Crypto analyst Amr Taha said the move appears to be the first noticeable wave of sellers cashing out after monthly highs were retested. The distribution pattern, he noted, suggests new entrants are looking to benefit at critical resistance levels during weaker market conditions.
On April 14, profit delivered to exchanges reached 63,000 BTC, the highest level since the 44,800 BTC surge on Jan. 14. Around the same time, short-term holders shifted their positions, with on-chain statistics showing the one-day-to-one-week cohort sending roughly 2,000 BTC back to Binance. With Bitcoin trading around $76,000, this was interpreted as newly bought coins entering sell-side liquidity.

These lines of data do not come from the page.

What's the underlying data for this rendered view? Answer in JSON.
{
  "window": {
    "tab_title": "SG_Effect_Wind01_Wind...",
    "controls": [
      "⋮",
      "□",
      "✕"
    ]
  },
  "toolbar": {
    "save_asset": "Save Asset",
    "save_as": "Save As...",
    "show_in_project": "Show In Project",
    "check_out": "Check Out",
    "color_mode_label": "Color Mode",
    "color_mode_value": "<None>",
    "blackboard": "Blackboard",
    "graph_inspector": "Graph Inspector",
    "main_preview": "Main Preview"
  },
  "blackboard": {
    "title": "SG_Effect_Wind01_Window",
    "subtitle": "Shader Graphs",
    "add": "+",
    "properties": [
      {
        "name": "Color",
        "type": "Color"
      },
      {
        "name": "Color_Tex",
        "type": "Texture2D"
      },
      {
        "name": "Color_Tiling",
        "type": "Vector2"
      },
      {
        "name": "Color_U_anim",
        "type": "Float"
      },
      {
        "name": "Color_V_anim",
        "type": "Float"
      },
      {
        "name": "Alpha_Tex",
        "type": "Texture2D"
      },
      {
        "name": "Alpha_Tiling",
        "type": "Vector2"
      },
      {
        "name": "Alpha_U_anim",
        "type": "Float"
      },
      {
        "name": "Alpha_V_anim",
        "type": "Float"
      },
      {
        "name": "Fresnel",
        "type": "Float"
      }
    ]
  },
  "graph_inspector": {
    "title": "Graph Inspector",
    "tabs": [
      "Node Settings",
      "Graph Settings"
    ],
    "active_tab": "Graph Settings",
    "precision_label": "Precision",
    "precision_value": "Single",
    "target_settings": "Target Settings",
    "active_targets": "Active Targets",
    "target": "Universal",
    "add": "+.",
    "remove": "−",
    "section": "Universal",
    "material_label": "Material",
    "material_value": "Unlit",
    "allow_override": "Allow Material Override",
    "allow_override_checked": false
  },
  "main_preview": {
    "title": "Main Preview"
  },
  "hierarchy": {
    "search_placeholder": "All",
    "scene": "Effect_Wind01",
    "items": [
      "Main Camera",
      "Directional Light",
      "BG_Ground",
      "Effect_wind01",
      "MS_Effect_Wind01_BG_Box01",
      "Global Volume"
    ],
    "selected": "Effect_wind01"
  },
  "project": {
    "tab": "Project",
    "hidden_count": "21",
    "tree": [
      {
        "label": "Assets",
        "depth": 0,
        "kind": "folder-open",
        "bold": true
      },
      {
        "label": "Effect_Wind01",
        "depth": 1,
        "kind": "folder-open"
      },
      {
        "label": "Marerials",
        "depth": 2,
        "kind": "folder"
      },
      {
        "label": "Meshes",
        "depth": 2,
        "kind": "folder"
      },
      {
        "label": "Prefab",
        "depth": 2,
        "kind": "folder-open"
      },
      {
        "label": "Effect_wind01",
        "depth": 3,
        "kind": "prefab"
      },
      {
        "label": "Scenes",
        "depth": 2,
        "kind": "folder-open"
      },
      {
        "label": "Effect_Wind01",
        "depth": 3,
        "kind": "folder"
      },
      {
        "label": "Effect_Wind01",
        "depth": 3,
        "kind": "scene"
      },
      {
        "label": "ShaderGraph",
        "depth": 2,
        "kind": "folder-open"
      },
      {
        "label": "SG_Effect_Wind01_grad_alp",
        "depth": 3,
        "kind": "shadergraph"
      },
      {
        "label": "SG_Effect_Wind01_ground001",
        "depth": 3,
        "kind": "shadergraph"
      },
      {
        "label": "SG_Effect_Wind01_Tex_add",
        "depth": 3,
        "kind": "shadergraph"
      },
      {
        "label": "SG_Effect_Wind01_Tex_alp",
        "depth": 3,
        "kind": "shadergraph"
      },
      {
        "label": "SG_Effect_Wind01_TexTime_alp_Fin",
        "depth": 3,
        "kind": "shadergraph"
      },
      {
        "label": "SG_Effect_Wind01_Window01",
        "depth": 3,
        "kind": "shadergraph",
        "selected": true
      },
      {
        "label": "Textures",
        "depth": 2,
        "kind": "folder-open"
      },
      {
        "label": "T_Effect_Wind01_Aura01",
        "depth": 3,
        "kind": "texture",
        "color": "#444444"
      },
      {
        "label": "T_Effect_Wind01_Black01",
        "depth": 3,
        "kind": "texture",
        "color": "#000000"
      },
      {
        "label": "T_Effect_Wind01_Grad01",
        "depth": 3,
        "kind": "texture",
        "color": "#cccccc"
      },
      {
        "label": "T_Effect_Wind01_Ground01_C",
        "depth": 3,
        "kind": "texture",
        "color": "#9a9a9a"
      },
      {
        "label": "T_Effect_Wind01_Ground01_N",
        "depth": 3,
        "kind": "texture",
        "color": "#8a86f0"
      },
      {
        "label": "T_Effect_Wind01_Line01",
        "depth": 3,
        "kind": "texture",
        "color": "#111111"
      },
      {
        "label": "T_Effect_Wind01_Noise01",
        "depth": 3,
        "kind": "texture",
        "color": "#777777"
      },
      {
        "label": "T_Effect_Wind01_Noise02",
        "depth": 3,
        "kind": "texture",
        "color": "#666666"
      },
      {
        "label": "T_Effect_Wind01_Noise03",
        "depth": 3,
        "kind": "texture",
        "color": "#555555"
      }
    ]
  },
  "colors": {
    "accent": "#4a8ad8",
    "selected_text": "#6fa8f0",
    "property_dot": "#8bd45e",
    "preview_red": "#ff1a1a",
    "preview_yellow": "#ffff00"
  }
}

While spot buying has pushed prices higher, derivatives and options markets are showing warning signs. Negative financing rates, falling open interest, and high demand for downside protection suggest the current upturn may be temporary rather than a sustained shift in trend.
Attention is also turning to the upcoming risk-off session for both Ether and Bitcoin. The ETH/BTC ratio has been recovering from multi-year lows, while Ethereum’s stablecoin supply and on-chain activity have reached record levels.
Ethereum’s on-chain fundamentals have shown divergence from pricing for weeks, supported by a record 200.4 million network transactions in Q1 and a stablecoin supply of $180 billion.